Il ne restait alors plus qu’une réelle difficulté à franchir, à Monsano, où les 1700 derniers mètres affichaient un pourcentage moyen de 6%. Extrêmement bien replacé par Tobias Ludvigsson et Jacopo Guarnieri au pied, Arnaud Démare s’est donné les moyens de jouer sa carte pleinement. « Physiquement, j’étais vraiment bien, soutenait-il. On s’est accrochés pendant longtemps. Dans le dernier talus, ça a vissé fort et il ne manque vraiment pas grand-chose… Il doit me manquer 30 secondes pour espérer basculer avec le peloton ». À la suite d’un énorme tempo de la formation Ineos Grenadiers mais aussi de diverses attaques, le paquet a finalement atteint le sommet avec une petite trentaine de coureurs seulement en son sein.
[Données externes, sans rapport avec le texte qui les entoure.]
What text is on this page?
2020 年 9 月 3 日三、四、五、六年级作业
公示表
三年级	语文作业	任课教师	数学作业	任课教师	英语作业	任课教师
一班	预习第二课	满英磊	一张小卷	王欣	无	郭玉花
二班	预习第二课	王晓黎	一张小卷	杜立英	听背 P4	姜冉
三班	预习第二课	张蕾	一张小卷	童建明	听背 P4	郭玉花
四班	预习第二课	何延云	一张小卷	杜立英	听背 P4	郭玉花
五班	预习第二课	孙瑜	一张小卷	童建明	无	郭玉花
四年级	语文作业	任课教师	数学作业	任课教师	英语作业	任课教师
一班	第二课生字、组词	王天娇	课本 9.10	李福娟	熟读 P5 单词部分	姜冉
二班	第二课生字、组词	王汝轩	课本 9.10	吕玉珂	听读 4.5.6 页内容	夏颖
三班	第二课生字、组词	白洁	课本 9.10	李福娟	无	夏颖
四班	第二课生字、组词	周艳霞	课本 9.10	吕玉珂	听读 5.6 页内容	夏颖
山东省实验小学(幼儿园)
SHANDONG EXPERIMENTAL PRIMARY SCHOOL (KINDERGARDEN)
Arnaud Démare, décroché à un kilomètre de ce même sommet, a basculé quelques instants plus tard, mais la course n’a plus offert un moment de répit. « On ne s’est pas relevés, on a tenté de revenir et on a roulé jusqu’au dernier kilomètre, disait-il. On n’a rien lâché jusqu’à la ligne, on ne savait pas si ça pouvait se relever devant. On ne finit qu’à une minute, ce qui n’est pas très loin. Je suis un peu déçu, mais les jambes étaient bonnes malgré tout. Ça allait bien aujourd’hui. Il n’a pas manqué grand-chose ». En tête de course, c’est l’Erythréen Biniam Girmay qui a alors réglé un groupe un peloton très réduit, devant Mathieu van der Poel. Grâce aux vingt-cinq points récoltés, il s’est rapproché à trois unités du maillot cyclamen toujours porté par Arnaud Démare ce mardi soir. « On sait que Girmay se rapproche vraiment très fort, ajoutait Arnaud. Ça va être un beau challenge et un beau spectacle. Il va être un gros client pour le maillot, mais notre objectif était surtout l’étape de demain ». « Comme on se le disait ce matin encore, l’objectif principal reste les victoires d’étapes, ponctuait Sébastien Joly. Si on gagne, le maillot viendra naturellement ». Mercredi, le Giro se rendra à Reggio Emilia au terme de 203 kilomètres sans une once de relief.